Bien avant les dinosaures, les forêts ou même les océans tels que nous les connaissons, un unique ancêtre microscopique a, en silence, mis toute l’histoire du vivant en marche.
De nouvelles recherches repoussent encore l’origine de ce récit, plus loin dans le temps que ne l’imaginaient les scientifiques. Elles suggèrent que l’ancêtre commun à tout ce qui vit sur Terre serait apparu dans un monde tout juste né, violent et instable, bien plus tôt que ne l’indiquaient les estimations précédentes.
L’ancêtre mystérieux à l’origine de tous les êtres vivants : LUCA
Les biologistes donnent un nom à cet organisme ancestral : LUCA, pour « dernier ancêtre commun universel ». Il ne s’agit ni d’un fossile précis ni d’une créature qu’on aurait observée. LUCA correspond plutôt à un point logique dans l’arbre du vivant, reconstruit à partir de gènes que l’ensemble des organismes portent encore aujourd’hui.
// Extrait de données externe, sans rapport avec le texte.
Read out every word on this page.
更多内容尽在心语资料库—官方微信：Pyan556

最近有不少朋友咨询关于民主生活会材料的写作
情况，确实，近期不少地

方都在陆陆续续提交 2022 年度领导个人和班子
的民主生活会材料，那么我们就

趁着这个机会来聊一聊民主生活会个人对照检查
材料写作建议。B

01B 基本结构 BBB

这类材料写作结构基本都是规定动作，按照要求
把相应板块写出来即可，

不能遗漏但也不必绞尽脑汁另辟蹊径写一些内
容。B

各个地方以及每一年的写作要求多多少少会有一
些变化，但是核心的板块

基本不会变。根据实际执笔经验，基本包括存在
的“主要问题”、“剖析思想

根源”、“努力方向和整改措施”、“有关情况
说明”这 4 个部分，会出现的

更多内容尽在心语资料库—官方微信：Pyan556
Des chênes aux pieuvres, des baleines bleues aux bactéries intestinales, toutes les espèces connues peuvent être suivies le long de lignées évolutives qui se ramifient. En remontant suffisamment loin ces branches, elles finissent par converger vers un nœud unique : ce nœud, c’est LUCA.
LUCA is not the first life on Earth, but the last ancestor shared by every living thing that has survived to the present day.
La nouvelle étude, dirigée par le paléogénéticien Edmund Moody (Université de Bristol) et publiée dans Nature Ecology & Evolution, avance que LUCA aurait vécu il y a environ 4,2 milliards d’années. Les évaluations antérieures le plaçaient plutôt autour de 3,8 milliards d’années.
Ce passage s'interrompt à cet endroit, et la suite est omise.